The Second Circuit on Thursday upheld a lower court’s finding that an attorney’s lawsuit alleging chemical company BASF Corp. and several financial institutions manipulated the platinum and palladium markets was filed too late.
Susan Levy, an attorney who traded futures contracts, brought her lawsuit against BASF and several banks, including Goldman Sachs, seven years after she suffered losses tied to the alleged market manipulation, according to the three-judge panel. The statute of limitations is two years for the Commodity Exchange Act claims she brought and four years for her Racketeer Influenced and Corrupt Organizations Act and Sherman Act claims.
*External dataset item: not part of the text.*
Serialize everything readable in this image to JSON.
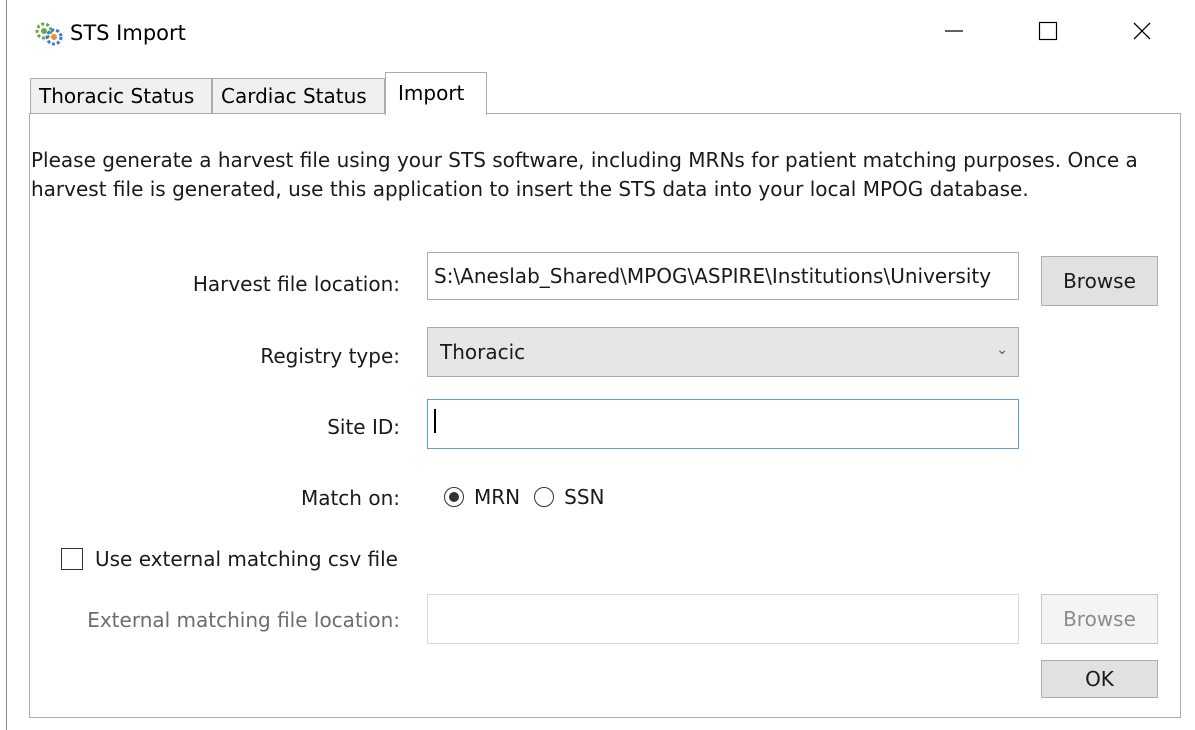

“Levy had actual notice of her injuries in 2008 when she was forced to pay a margin call and lost her entire investment,” the panel said. “Therefore, Levy’s complaint, which she did not file until 2015, was not timely.”
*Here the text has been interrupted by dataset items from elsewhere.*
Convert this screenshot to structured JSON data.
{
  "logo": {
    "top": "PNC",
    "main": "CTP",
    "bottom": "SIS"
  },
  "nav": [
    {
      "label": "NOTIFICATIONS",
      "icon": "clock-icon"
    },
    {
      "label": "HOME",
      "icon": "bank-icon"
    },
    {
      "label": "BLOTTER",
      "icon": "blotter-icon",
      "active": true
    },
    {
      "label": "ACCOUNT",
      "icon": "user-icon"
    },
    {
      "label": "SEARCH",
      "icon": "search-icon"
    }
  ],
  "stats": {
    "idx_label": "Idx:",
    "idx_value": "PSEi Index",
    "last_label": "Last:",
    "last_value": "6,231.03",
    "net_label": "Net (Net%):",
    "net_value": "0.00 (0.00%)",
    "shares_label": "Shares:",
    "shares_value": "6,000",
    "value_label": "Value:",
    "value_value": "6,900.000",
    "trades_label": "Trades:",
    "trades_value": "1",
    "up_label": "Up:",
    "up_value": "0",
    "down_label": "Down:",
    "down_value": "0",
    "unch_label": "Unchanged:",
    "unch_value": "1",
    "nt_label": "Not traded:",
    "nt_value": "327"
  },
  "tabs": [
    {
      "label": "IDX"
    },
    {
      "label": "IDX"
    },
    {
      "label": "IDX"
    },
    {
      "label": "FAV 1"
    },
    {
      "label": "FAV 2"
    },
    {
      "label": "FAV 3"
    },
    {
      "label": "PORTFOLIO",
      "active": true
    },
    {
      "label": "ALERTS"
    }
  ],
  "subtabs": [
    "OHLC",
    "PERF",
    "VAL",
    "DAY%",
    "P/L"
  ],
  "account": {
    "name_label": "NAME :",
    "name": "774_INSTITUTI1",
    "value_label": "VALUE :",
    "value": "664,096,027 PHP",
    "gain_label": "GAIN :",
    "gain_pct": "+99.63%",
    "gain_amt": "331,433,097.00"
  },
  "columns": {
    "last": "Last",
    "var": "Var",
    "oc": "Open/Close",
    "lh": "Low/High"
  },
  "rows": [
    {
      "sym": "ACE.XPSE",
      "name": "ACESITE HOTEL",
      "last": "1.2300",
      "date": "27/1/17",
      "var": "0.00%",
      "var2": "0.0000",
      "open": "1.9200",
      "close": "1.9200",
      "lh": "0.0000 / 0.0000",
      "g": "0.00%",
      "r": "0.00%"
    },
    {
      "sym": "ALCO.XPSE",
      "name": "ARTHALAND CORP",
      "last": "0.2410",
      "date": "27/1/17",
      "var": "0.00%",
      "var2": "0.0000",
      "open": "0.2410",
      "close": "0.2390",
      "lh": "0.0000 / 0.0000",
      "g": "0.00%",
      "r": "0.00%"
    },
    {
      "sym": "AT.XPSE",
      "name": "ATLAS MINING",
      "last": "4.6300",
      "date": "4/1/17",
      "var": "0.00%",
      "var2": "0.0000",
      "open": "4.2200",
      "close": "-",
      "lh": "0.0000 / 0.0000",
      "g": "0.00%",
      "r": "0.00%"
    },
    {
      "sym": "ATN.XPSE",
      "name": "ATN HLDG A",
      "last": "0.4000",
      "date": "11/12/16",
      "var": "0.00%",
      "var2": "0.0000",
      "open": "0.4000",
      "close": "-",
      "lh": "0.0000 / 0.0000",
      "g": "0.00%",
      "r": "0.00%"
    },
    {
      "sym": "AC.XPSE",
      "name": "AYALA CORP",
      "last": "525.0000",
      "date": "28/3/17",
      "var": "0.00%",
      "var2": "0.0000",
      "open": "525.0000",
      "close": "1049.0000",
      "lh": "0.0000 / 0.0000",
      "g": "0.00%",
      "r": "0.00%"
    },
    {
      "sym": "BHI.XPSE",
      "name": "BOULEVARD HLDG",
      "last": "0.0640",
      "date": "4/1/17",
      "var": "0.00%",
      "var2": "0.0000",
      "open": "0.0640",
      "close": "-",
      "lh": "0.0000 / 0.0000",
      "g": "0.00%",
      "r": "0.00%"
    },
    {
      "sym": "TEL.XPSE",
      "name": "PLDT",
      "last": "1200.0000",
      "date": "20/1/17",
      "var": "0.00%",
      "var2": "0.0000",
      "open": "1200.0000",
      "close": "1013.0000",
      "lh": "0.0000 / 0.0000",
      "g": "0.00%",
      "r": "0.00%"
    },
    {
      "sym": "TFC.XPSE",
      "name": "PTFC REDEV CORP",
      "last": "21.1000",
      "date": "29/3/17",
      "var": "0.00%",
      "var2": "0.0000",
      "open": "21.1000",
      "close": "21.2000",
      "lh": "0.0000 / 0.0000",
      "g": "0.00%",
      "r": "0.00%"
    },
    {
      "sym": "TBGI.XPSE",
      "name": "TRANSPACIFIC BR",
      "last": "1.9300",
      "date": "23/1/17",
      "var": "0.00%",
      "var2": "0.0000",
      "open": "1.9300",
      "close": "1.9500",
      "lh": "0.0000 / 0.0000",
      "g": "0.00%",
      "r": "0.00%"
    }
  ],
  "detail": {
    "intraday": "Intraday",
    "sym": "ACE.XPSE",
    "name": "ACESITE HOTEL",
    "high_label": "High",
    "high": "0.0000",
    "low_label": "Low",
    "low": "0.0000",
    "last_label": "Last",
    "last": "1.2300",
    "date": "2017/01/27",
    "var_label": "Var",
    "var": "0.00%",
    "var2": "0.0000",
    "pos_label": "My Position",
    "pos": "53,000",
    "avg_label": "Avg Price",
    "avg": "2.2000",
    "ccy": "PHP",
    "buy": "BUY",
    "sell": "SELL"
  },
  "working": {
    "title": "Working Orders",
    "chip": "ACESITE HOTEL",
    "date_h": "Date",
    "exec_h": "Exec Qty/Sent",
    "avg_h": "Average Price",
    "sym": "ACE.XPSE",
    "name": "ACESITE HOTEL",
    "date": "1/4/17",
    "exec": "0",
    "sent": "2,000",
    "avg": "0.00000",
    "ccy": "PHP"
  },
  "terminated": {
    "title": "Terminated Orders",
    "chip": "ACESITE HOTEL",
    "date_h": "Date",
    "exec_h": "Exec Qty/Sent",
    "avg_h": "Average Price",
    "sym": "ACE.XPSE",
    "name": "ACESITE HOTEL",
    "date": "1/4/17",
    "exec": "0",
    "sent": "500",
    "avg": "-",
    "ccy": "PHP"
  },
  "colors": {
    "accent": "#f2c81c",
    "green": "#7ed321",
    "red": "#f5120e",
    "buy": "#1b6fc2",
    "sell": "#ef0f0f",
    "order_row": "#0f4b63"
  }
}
Levy first filed a lawsuit over the alleged manipulation in 2012, but those claims were resolved two years later, according to court documents. She filed a new complaint in 2015, based largely on information in a proposed class action brought in 2014 that she claimed illuminated the real cause of her losses.
The proposed class action alleged financial institutions manipulated prices of platinum and palladium futures contracts traded on the New York Mercantile Exchange, benefiting themselves while harming investors. In her own 2015 complaint, Levy said she suffered losses after the alleged misconduct caused the value of platinum futures she had purchased to sharply decline.
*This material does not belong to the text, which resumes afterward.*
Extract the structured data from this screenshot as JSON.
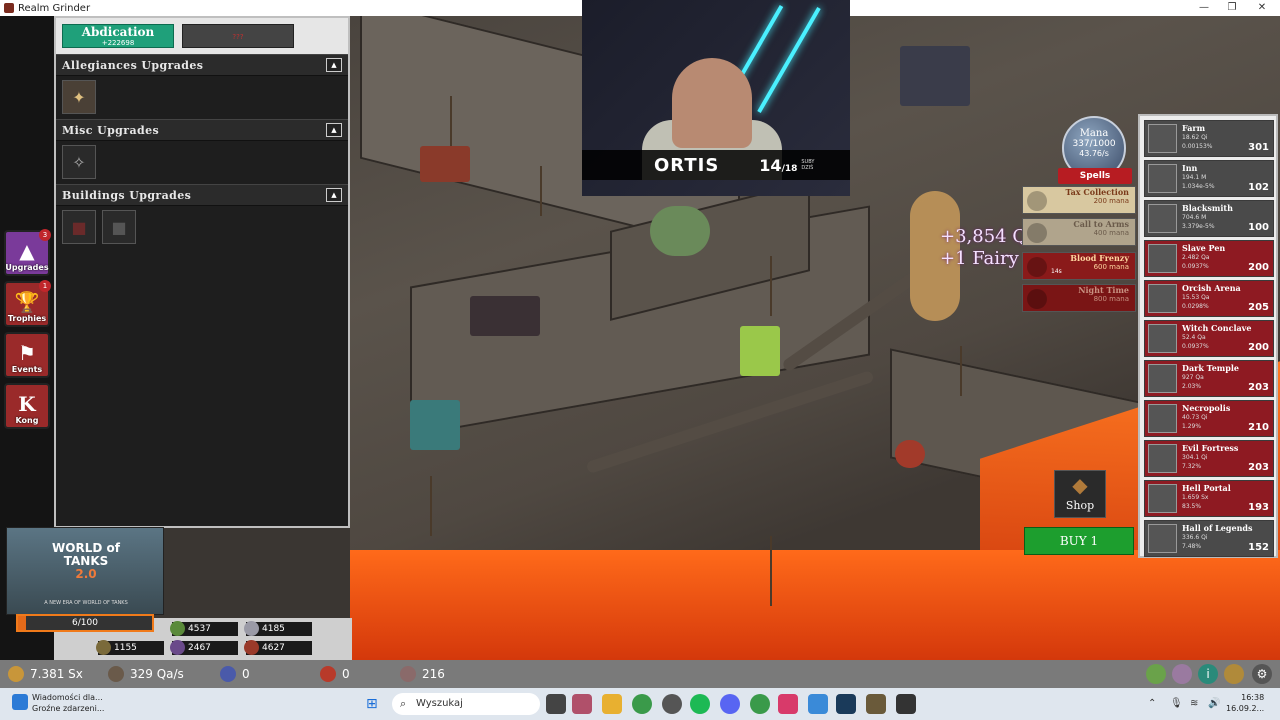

But U.S. District Judge Gregory Woods said in 2017 that the proposed class action doesn’t change the fact that Levy discovered her injury in 2008, making all the claims alleged in her most recent complaint untimely.
The Second Circuit affirmed Judge Woods' reasoning Thursday.
“The district court concluded that Levy’s previous complaint, which she filed in 2012 asserting various claims based on the same financial losses at issue here, demonstrated that she was aware that she had been injured and that she was capable of pursuing her legal remedies,” the panel said. “We agree with its analysis.”
Counsel for the parties didn’t respond Thursday to requests for comment.
U.S. Circuit Court Judges Ralph Winter and Rosemary Pooler and U.S. District Court Judge Ronnie Abrams, sitting by designation, sat on the panel for the Second Circuit.
Levy is representing herself.
BASF is represented by Michael Williams and Peter Farrell of Kirkland & Ellis LLP. HSBC is represented by Damien Marshall, Leigh Nathanson and Laura Harris of Boies Schiller Flexner LLP. Goldman Sachs is represented by Stephen Ehrenberg of Sullivan & Cromwell LLP. ICBC is represented by Robert Houck of Clifford Chance US LLP. UBS is represented by Eric Stock, Mark Kirsch, D. Jarrett Arp, Melanie Katsur and Indraneel Sur of Gibson, Dunn & Crutcher LLP. The London Platinum and Palladium Fixing Company is represented by Morgan Feder of Dechert LLP.
The case is Susan Levy v. BASF Metals Ltd. et al., case number 17‐3823, in the U.S. Court of Appeals for the Second Circuit.